Now here’s the deal with these truly remarkable artists here, both teachers and “students.” When there’s something like an open mic, what people want to see is not just virtuosity, though that is always appreciated. They want to see risk, communication, someone present in the experience with others, someone willing to be vulnerable and show their beauty. On one hand, I was criticizing myself for not taking more a musical risk, but at the same time that people want to see you be vulnerable and take risks, they don’t actually want to see it when you’re not ready.

So I wisely stuck with the poem and sharing the things I’ve been thinking about and writing about a lot this trip and indeed, most of my life. America’s beautiful vision of what could be hampered by the constant mistake and repetition of the greed, arrogance, prejudice and hatred that constantly cloud that vision. Langston’s poem deals with both sides.

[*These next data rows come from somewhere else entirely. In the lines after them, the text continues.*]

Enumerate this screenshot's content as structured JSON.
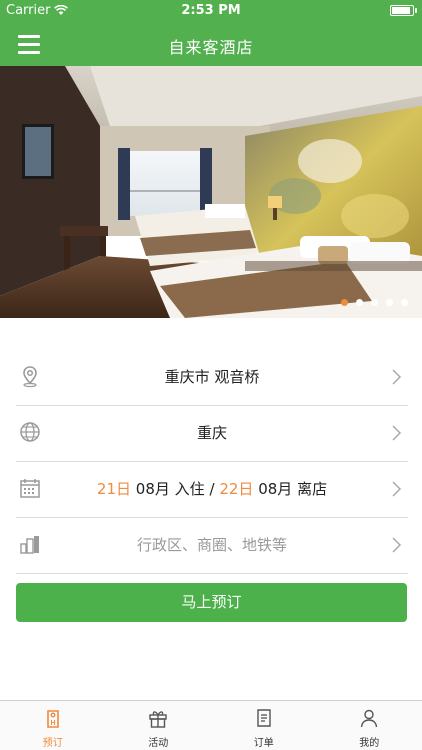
{
  "status_bar": {
    "carrier": "Carrier",
    "time": "2:53 PM"
  },
  "nav": {
    "title": "自来客酒店"
  },
  "banner": {
    "slide_count": 5,
    "active_index": 0
  },
  "form": {
    "location": "重庆市 观音桥",
    "city": "重庆",
    "dates": {
      "checkin_day": "21日",
      "checkin_month": "08月",
      "checkin_label": "入住",
      "separator": "/",
      "checkout_day": "22日",
      "checkout_month": "08月",
      "checkout_label": "离店"
    },
    "district_placeholder": "行政区、商圈、地铁等"
  },
  "book_button": {
    "label": "马上预订"
  },
  "tabs": [
    {
      "label": "预订",
      "icon": "hotel-door-icon",
      "active": true
    },
    {
      "label": "活动",
      "icon": "gift-icon",
      "active": false
    },
    {
      "label": "订单",
      "icon": "order-list-icon",
      "active": false
    },
    {
      "label": "我的",
      "icon": "user-icon",
      "active": false
    }
  ],
  "colors": {
    "brand_green": "#52b04f",
    "accent_orange": "#f08a3c"
  }
}
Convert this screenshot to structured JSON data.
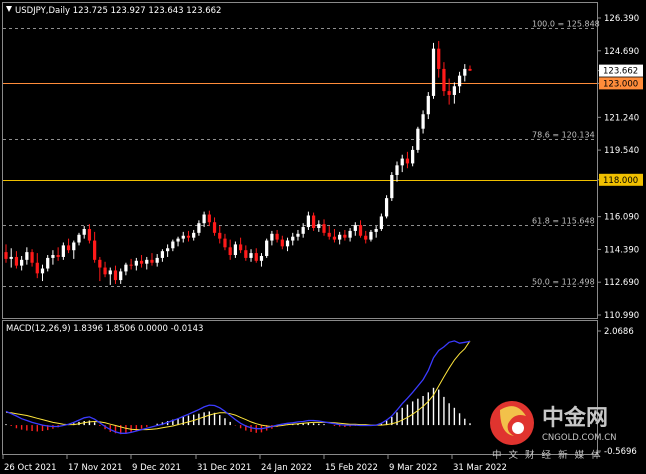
{
  "chart_data": {
    "type": "candlestick",
    "main": {
      "header": "USDJPY,Daily  123.725 123.927 123.643 123.662",
      "y_ticks": [
        "126.390",
        "124.690",
        "123.662",
        "123.000",
        "121.240",
        "119.540",
        "118.000",
        "116.090",
        "114.390",
        "112.690",
        "110.990"
      ],
      "ylim": [
        110.99,
        126.39
      ],
      "price_tag": {
        "label": "123.662",
        "value": 123.662
      },
      "h_lines": [
        {
          "label": "123.000",
          "value": 123.0,
          "color": "#ff8c3a"
        },
        {
          "label": "118.000",
          "value": 118.0,
          "color": "#f0c000"
        }
      ],
      "fib_levels": [
        {
          "label": "100.0 = 125.848",
          "value": 125.848
        },
        {
          "label": "78.6 = 120.134",
          "value": 120.134
        },
        {
          "label": "61.8 = 115.648",
          "value": 115.648
        },
        {
          "label": "50.0 = 112.498",
          "value": 112.498
        }
      ],
      "ohlc": [
        [
          114.25,
          114.65,
          113.7,
          113.9
        ],
        [
          113.9,
          114.45,
          113.45,
          114.0
        ],
        [
          114.0,
          114.3,
          113.4,
          113.55
        ],
        [
          113.55,
          114.05,
          113.3,
          113.85
        ],
        [
          113.85,
          114.5,
          113.6,
          114.25
        ],
        [
          114.25,
          114.4,
          113.5,
          113.7
        ],
        [
          113.7,
          114.2,
          112.9,
          113.15
        ],
        [
          113.15,
          113.6,
          112.75,
          113.4
        ],
        [
          113.4,
          114.1,
          113.25,
          113.95
        ],
        [
          113.95,
          114.35,
          113.6,
          114.1
        ],
        [
          114.1,
          114.5,
          113.8,
          114.0
        ],
        [
          114.0,
          114.75,
          113.85,
          114.6
        ],
        [
          114.6,
          114.95,
          114.2,
          114.35
        ],
        [
          114.35,
          114.85,
          113.9,
          114.75
        ],
        [
          114.75,
          115.25,
          114.6,
          115.15
        ],
        [
          115.15,
          115.6,
          114.95,
          115.45
        ],
        [
          115.45,
          115.7,
          114.7,
          114.85
        ],
        [
          114.85,
          115.3,
          113.7,
          113.85
        ],
        [
          113.85,
          114.0,
          112.75,
          113.45
        ],
        [
          113.45,
          113.75,
          112.95,
          113.1
        ],
        [
          113.1,
          113.45,
          112.55,
          113.3
        ],
        [
          113.3,
          113.55,
          112.6,
          112.8
        ],
        [
          112.8,
          113.4,
          112.6,
          113.25
        ],
        [
          113.25,
          113.7,
          113.05,
          113.6
        ],
        [
          113.6,
          113.9,
          113.35,
          113.55
        ],
        [
          113.55,
          113.95,
          113.3,
          113.8
        ],
        [
          113.8,
          114.1,
          113.45,
          113.65
        ],
        [
          113.65,
          114.0,
          113.35,
          113.85
        ],
        [
          113.85,
          114.2,
          113.55,
          113.7
        ],
        [
          113.7,
          114.15,
          113.5,
          113.95
        ],
        [
          113.95,
          114.4,
          113.75,
          114.3
        ],
        [
          114.3,
          114.65,
          114.0,
          114.45
        ],
        [
          114.45,
          114.9,
          114.3,
          114.8
        ],
        [
          114.8,
          115.05,
          114.55,
          114.95
        ],
        [
          114.95,
          115.3,
          114.75,
          115.1
        ],
        [
          115.1,
          115.35,
          114.8,
          115.0
        ],
        [
          115.0,
          115.4,
          114.85,
          115.25
        ],
        [
          115.25,
          115.9,
          115.1,
          115.75
        ],
        [
          115.75,
          116.35,
          115.55,
          116.2
        ],
        [
          116.2,
          116.4,
          115.6,
          115.8
        ],
        [
          115.8,
          116.05,
          115.1,
          115.25
        ],
        [
          115.25,
          115.6,
          114.7,
          114.95
        ],
        [
          114.95,
          115.2,
          114.35,
          114.5
        ],
        [
          114.5,
          114.9,
          113.85,
          114.1
        ],
        [
          114.1,
          114.8,
          113.95,
          114.65
        ],
        [
          114.65,
          115.0,
          114.2,
          114.35
        ],
        [
          114.35,
          114.6,
          113.8,
          113.95
        ],
        [
          113.95,
          114.4,
          113.75,
          114.2
        ],
        [
          114.2,
          114.45,
          113.7,
          113.8
        ],
        [
          113.8,
          114.2,
          113.5,
          114.05
        ],
        [
          114.05,
          114.95,
          113.95,
          114.85
        ],
        [
          114.85,
          115.35,
          114.6,
          115.2
        ],
        [
          115.2,
          115.4,
          114.75,
          114.9
        ],
        [
          114.9,
          115.1,
          114.4,
          114.55
        ],
        [
          114.55,
          115.0,
          114.3,
          114.85
        ],
        [
          114.85,
          115.25,
          114.6,
          115.05
        ],
        [
          115.05,
          115.4,
          114.85,
          115.2
        ],
        [
          115.2,
          115.75,
          115.0,
          115.55
        ],
        [
          115.55,
          116.35,
          115.4,
          116.15
        ],
        [
          116.15,
          116.3,
          115.35,
          115.5
        ],
        [
          115.5,
          115.9,
          115.3,
          115.7
        ],
        [
          115.7,
          115.95,
          115.1,
          115.25
        ],
        [
          115.25,
          115.6,
          114.9,
          115.05
        ],
        [
          115.05,
          115.45,
          114.75,
          114.9
        ],
        [
          114.9,
          115.3,
          114.65,
          115.15
        ],
        [
          115.15,
          115.4,
          114.85,
          115.0
        ],
        [
          115.0,
          115.5,
          114.8,
          115.35
        ],
        [
          115.35,
          115.8,
          115.1,
          115.65
        ],
        [
          115.65,
          115.9,
          115.0,
          115.1
        ],
        [
          115.1,
          115.35,
          114.7,
          114.9
        ],
        [
          114.9,
          115.4,
          114.8,
          115.3
        ],
        [
          115.3,
          115.6,
          115.0,
          115.45
        ],
        [
          115.45,
          116.25,
          115.35,
          116.1
        ],
        [
          116.1,
          117.2,
          116.0,
          117.05
        ],
        [
          117.05,
          118.4,
          116.9,
          118.25
        ],
        [
          118.25,
          118.95,
          117.9,
          118.75
        ],
        [
          118.75,
          119.3,
          118.4,
          119.1
        ],
        [
          119.1,
          119.45,
          118.6,
          118.85
        ],
        [
          118.85,
          119.75,
          118.7,
          119.55
        ],
        [
          119.55,
          120.75,
          119.4,
          120.65
        ],
        [
          120.65,
          121.6,
          120.4,
          121.4
        ],
        [
          121.4,
          122.55,
          121.15,
          122.35
        ],
        [
          122.35,
          125.1,
          122.2,
          124.8
        ],
        [
          124.8,
          125.2,
          123.3,
          123.75
        ],
        [
          123.75,
          124.1,
          122.35,
          122.6
        ],
        [
          122.6,
          123.25,
          121.9,
          122.4
        ],
        [
          122.4,
          123.05,
          121.95,
          122.85
        ],
        [
          122.85,
          123.6,
          122.5,
          123.4
        ],
        [
          123.4,
          124.0,
          123.1,
          123.75
        ],
        [
          123.75,
          123.93,
          123.64,
          123.66
        ]
      ]
    },
    "macd": {
      "header": "MACD(12,26,9) 1.8396 1.8506 0.0000 -0.0143",
      "y_ticks": [
        "2.0686",
        "-0.5696"
      ],
      "ylim": [
        -0.5696,
        2.0686
      ],
      "histogram": [
        0.02,
        -0.02,
        -0.07,
        -0.1,
        -0.12,
        -0.13,
        -0.14,
        -0.13,
        -0.11,
        -0.08,
        -0.05,
        -0.02,
        0.01,
        0.04,
        0.07,
        0.09,
        0.1,
        0.06,
        -0.02,
        -0.09,
        -0.15,
        -0.18,
        -0.2,
        -0.19,
        -0.16,
        -0.12,
        -0.08,
        -0.04,
        0.0,
        0.03,
        0.06,
        0.09,
        0.12,
        0.15,
        0.18,
        0.21,
        0.23,
        0.25,
        0.28,
        0.3,
        0.27,
        0.22,
        0.15,
        0.07,
        -0.01,
        -0.07,
        -0.12,
        -0.15,
        -0.17,
        -0.16,
        -0.12,
        -0.08,
        -0.04,
        -0.01,
        0.01,
        0.02,
        0.03,
        0.04,
        0.05,
        0.04,
        0.03,
        0.02,
        0.0,
        -0.02,
        -0.03,
        -0.04,
        -0.03,
        -0.02,
        -0.02,
        -0.02,
        -0.01,
        0.0,
        0.04,
        0.1,
        0.18,
        0.28,
        0.38,
        0.45,
        0.52,
        0.58,
        0.64,
        0.72,
        0.82,
        0.78,
        0.62,
        0.48,
        0.38,
        0.26,
        0.14,
        0.04
      ],
      "macd_line": [
        0.3,
        0.25,
        0.2,
        0.14,
        0.1,
        0.06,
        0.03,
        0.0,
        -0.02,
        -0.03,
        -0.03,
        -0.01,
        0.02,
        0.06,
        0.11,
        0.16,
        0.18,
        0.13,
        0.05,
        -0.03,
        -0.1,
        -0.15,
        -0.18,
        -0.18,
        -0.16,
        -0.13,
        -0.1,
        -0.07,
        -0.04,
        -0.01,
        0.02,
        0.06,
        0.1,
        0.14,
        0.19,
        0.24,
        0.29,
        0.34,
        0.4,
        0.44,
        0.43,
        0.38,
        0.3,
        0.21,
        0.12,
        0.04,
        -0.02,
        -0.06,
        -0.08,
        -0.08,
        -0.06,
        -0.03,
        0.0,
        0.02,
        0.04,
        0.05,
        0.07,
        0.08,
        0.1,
        0.1,
        0.09,
        0.07,
        0.05,
        0.03,
        0.01,
        0.0,
        0.0,
        0.0,
        -0.01,
        -0.01,
        -0.01,
        0.0,
        0.04,
        0.11,
        0.2,
        0.33,
        0.47,
        0.59,
        0.72,
        0.86,
        1.0,
        1.2,
        1.48,
        1.64,
        1.72,
        1.82,
        1.85,
        1.8,
        1.82,
        1.84
      ],
      "signal_line": [
        0.28,
        0.27,
        0.25,
        0.23,
        0.21,
        0.18,
        0.15,
        0.12,
        0.09,
        0.06,
        0.04,
        0.02,
        0.01,
        0.01,
        0.03,
        0.05,
        0.07,
        0.08,
        0.07,
        0.05,
        0.02,
        -0.01,
        -0.04,
        -0.07,
        -0.09,
        -0.1,
        -0.1,
        -0.1,
        -0.09,
        -0.08,
        -0.06,
        -0.04,
        -0.02,
        0.01,
        0.04,
        0.07,
        0.1,
        0.14,
        0.18,
        0.22,
        0.25,
        0.27,
        0.27,
        0.25,
        0.22,
        0.17,
        0.12,
        0.07,
        0.03,
        0.0,
        -0.02,
        -0.03,
        -0.02,
        -0.01,
        0.01,
        0.02,
        0.03,
        0.04,
        0.05,
        0.06,
        0.06,
        0.06,
        0.06,
        0.05,
        0.04,
        0.03,
        0.02,
        0.02,
        0.01,
        0.01,
        0.0,
        0.0,
        0.0,
        0.01,
        0.03,
        0.06,
        0.11,
        0.17,
        0.24,
        0.32,
        0.41,
        0.52,
        0.66,
        0.86,
        1.06,
        1.25,
        1.43,
        1.57,
        1.68,
        1.85
      ]
    },
    "x_ticks": [
      "26 Oct 2021",
      "17 Nov 2021",
      "9 Dec 2021",
      "31 Dec 2021",
      "24 Jan 2022",
      "15 Feb 2022",
      "9 Mar 2022",
      "31 Mar 2022"
    ],
    "colors": {
      "bull_candle": "#ffffff",
      "bear_candle": "#ff1a1a",
      "grid_dashes": "#bfbfbf",
      "macd_line": "#3b3bff",
      "signal_line": "#ffe63c",
      "hist_positive": "#ffffff",
      "hist_negative": "#ff2020",
      "price_tag_bg": "#ffffff",
      "orange_line_tag_bg": "#ff8c3a",
      "yellow_line_tag_bg": "#f0c000"
    }
  },
  "watermark": {
    "logo": "中金网",
    "domain": "CNGOLD.COM.CN",
    "subtitle": "中 文 财 经 新 媒 体"
  }
}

I gave a short prelude of how difficult it is to be an American these days, especially in the face of the contrast of this warm and welcoming Ghanaian culture who have cared and tended so many practices that have worked and not sold themselves down the river. And then launched into reciting the memorized poem, with only a few stumbles along the way. I was hoping that someone would affirm that this was worthwhile to share and if they didn’t, I wouldn’t have been crushed. But in fact several did and some confessed a teary moment or two. So as an outsider of sorts in this world of body/vocal musicians connected to my Orff universe, I was able to find a little place to contribute. For one moment, I wasn’t in kindergarten anymore.

Congratulations to Keith Terry for his extraordinary dedication, hard work and good fortune to gather such a group together. And thanks to all for letting me be a part of it.